Tratado sobre los miedos de nuestro tiempo traducidos con fusión de géneros cinematográficos.
Los puntos más frágiles y problemáticos de la sociedad de nuestros días quedan puestos de manifiesto desde la parodia y el sarcasmo, siguiendo la fórmula y los guiños a clásicos de la ciencia ficción, como tres películas que, en décadas diferentes, coinciden en su tema central con Buena suerte, pásalo bien, no mueras: el pánico a la existencia.
Reparto coral y puzle de subtemas
Un pánico que queda materializado en todas estas películas a través de un puzle de subtemas, como el destino inextricable, la identidad, la necesidad de validación ajena, el conflicto y el abismo generacional que convierte a los adolescentes en una pesadilla, el infantilismo prolongado en modo pandemia de Peter Pan —con el corolario de la negativa a adquirir responsabilidades en los adultos que se niegan a crecer y comprometerse—, el sacrificio de nuestro tiempo, nuestra vida privada, nuestra personalidad y, en general, nuestra realidad en el altar de las nuevas tecnologías y las redes sociales, una vulnerabilidad emocional creciente y, en general, el miedo a la violencia y la muerte, que busca falsas puertas de emergencia para escapar de la realidad, entregándonos a todo tipo de placebos que nos alejen de las luces y sombras de la cotidianeidad.
Es significativo que sean la fantasía, la ciencia ficción y el terror los tres géneros presentes en la fusión de todas estas películas, que, cada una a su desigual manera, juegan con la ruptura existencialista con el racionalismo y el empirismo para trasladarnos a un mundo disparatado en el que, primero, se difuminan y, más tarde, se deforman, con tintes de pesadilla mediática, las fronteras de la humanidad, la libertad y la responsabilidad, entrando en un subjetivismo extremo que lleva a los personajes de estas fábulas a un laberinto donde se dibuja su angustia existencial.

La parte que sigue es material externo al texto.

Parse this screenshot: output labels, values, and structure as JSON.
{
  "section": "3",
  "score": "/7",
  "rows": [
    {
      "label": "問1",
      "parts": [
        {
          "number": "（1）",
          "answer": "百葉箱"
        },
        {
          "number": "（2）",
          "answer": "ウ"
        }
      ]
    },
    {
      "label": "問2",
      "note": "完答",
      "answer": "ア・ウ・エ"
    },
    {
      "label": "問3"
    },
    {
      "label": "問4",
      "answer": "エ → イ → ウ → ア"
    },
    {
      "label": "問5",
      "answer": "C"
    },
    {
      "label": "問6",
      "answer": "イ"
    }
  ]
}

El horror cotidiano tejido con el hilo de lo fantástico
Lo interesante de este festival de giros y guiños argumentales es cómo el director Gore Verbinski y el guionista Matthew Robinson plasman en la pantalla este viaje con arrebatos de nihilismo gamberro y totalmente desinhibido, que brillan en todos los personajes en algún momento de la trama.

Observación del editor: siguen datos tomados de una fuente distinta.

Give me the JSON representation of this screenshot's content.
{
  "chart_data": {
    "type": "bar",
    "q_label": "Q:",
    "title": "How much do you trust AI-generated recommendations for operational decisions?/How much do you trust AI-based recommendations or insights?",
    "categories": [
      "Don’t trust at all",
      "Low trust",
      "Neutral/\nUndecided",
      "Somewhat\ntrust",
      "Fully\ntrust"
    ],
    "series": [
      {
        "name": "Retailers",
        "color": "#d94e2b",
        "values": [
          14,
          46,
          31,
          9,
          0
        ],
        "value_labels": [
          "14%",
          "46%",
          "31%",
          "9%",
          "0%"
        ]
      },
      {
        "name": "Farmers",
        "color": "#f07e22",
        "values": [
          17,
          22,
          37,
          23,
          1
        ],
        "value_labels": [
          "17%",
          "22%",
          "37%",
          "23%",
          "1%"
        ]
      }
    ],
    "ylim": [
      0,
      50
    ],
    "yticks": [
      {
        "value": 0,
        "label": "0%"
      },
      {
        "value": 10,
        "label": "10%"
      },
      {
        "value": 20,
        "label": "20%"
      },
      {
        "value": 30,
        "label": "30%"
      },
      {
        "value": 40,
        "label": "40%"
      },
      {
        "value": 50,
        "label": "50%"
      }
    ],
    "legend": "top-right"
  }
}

Verbinski y Robinson construyen una elaborada tela de araña por la que mueven a su reparto de protagonismo coral de manera sencilla, dando otra vuelta a los arquetipos y lugares comunes de las fórmulas argumentales, y jugando la baza del flashback sin que este enturbie el ritmo general de todo el relato. De ese modo, proporcionan al espectador un combinado de la cotidianeidad trágica o desesperadamente frustrante, estúpida y anodina que nos rodea con un resolutivo entramado de guiños a títulos, personajes, argumentos y momentos de los clásicos de los géneros que aglutina la trama, recubriendo el conjunto con un baño de paranoia que propicia la introducción del sarcasmo más cínico en todos y cada uno de los pasos que dan los personajes en su cruzada para salvar el mundo tal y como lo conocemos, o creemos conocerlo.

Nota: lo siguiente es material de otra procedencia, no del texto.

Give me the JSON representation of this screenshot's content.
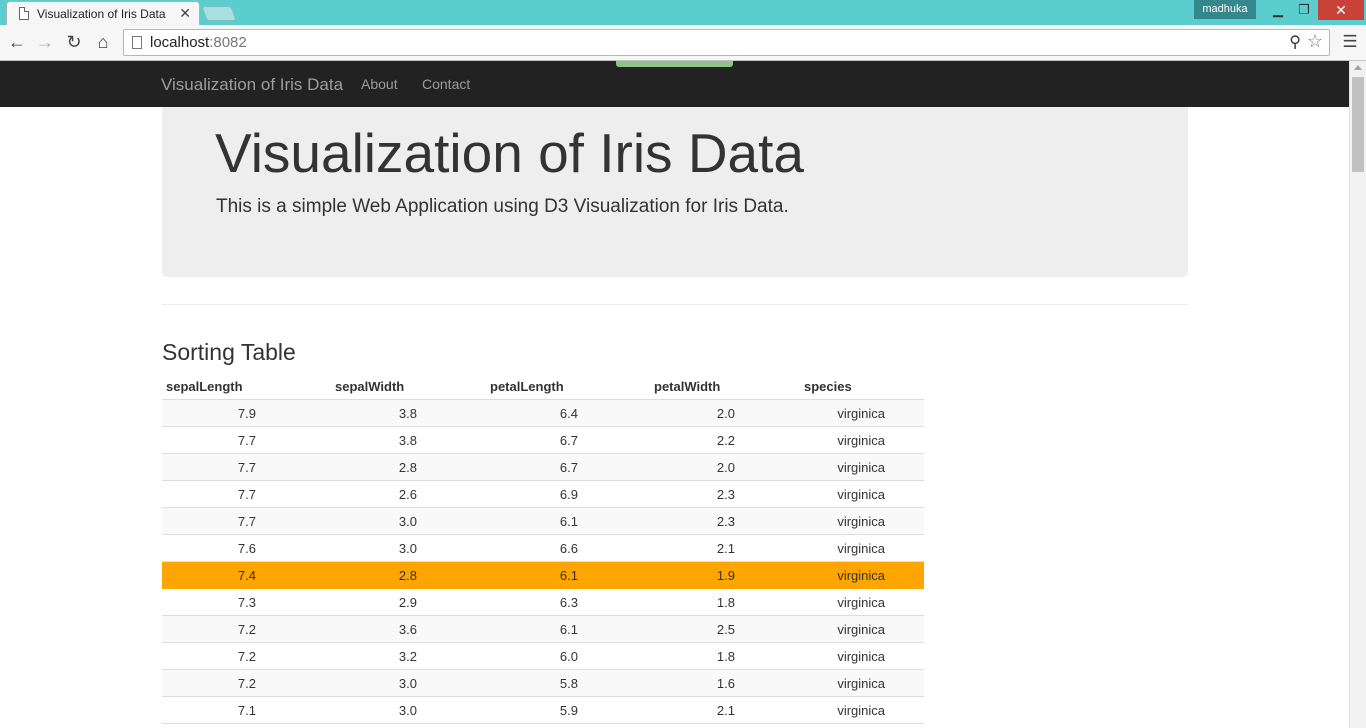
{
  "browser": {
    "tab_title": "Visualization of Iris Data",
    "profile_name": "madhuka",
    "url_host": "localhost",
    "url_port": ":8082"
  },
  "navbar": {
    "brand": "Visualization of Iris Data",
    "links": [
      "About",
      "Contact"
    ]
  },
  "jumbotron": {
    "title": "Visualization of Iris Data",
    "subtitle": "This is a simple Web Application using D3 Visualization for Iris Data."
  },
  "table": {
    "title": "Sorting Table",
    "columns": [
      "sepalLength",
      "sepalWidth",
      "petalLength",
      "petalWidth",
      "species"
    ],
    "highlight_color": "#ffa500",
    "rows": [
      {
        "cells": [
          "7.9",
          "3.8",
          "6.4",
          "2.0",
          "virginica"
        ],
        "highlighted": false
      },
      {
        "cells": [
          "7.7",
          "3.8",
          "6.7",
          "2.2",
          "virginica"
        ],
        "highlighted": false
      },
      {
        "cells": [
          "7.7",
          "2.8",
          "6.7",
          "2.0",
          "virginica"
        ],
        "highlighted": false
      },
      {
        "cells": [
          "7.7",
          "2.6",
          "6.9",
          "2.3",
          "virginica"
        ],
        "highlighted": false
      },
      {
        "cells": [
          "7.7",
          "3.0",
          "6.1",
          "2.3",
          "virginica"
        ],
        "highlighted": false
      },
      {
        "cells": [
          "7.6",
          "3.0",
          "6.6",
          "2.1",
          "virginica"
        ],
        "highlighted": false
      },
      {
        "cells": [
          "7.4",
          "2.8",
          "6.1",
          "1.9",
          "virginica"
        ],
        "highlighted": true
      },
      {
        "cells": [
          "7.3",
          "2.9",
          "6.3",
          "1.8",
          "virginica"
        ],
        "highlighted": false
      },
      {
        "cells": [
          "7.2",
          "3.6",
          "6.1",
          "2.5",
          "virginica"
        ],
        "highlighted": false
      },
      {
        "cells": [
          "7.2",
          "3.2",
          "6.0",
          "1.8",
          "virginica"
        ],
        "highlighted": false
      },
      {
        "cells": [
          "7.2",
          "3.0",
          "5.8",
          "1.6",
          "virginica"
        ],
        "highlighted": false
      },
      {
        "cells": [
          "7.1",
          "3.0",
          "5.9",
          "2.1",
          "virginica"
        ],
        "highlighted": false
      }
    ]
  },
  "icons": {
    "back": "back-arrow-icon",
    "forward": "forward-arrow-icon",
    "reload": "reload-icon",
    "home": "home-icon",
    "zoom": "zoom-icon",
    "bookmark": "star-icon",
    "menu": "hamburger-menu-icon"
  }
}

Temas serios y humor gamberro
La película es así capaz de navegar por temas muy duros aplicando un sentido del humor gamberro muy saludable para tratar con asuntos tan serios como la superación de la pérdida, el peso de la culpa, el rechazo social y los abusos, trasladándolos al territorio de las fórmulas clásicas del género fantástico, de terror o de la ciencia ficción, que, alternativamente, como en una carrera de relevos, se van pasando el testigo para servir como capa externa de lo que, en el epicentro de su contenido, es una tragedia sobre el estancamiento de nuestra sociedad, pero sin grandes dramas, con mucha mala leche y mucha risa, desplegando una estructura de parodia de los propios géneros que visita, que la acercan en su estructura de conjunto a. Tal como le ocurriera a aquella, en su tercer acto incurre en alargar demasiado la broma y recrearse en un desenlace que, no por ser visualmente espectacular, resulta menos tópico y repetitivo, y que se prolonga demasiado.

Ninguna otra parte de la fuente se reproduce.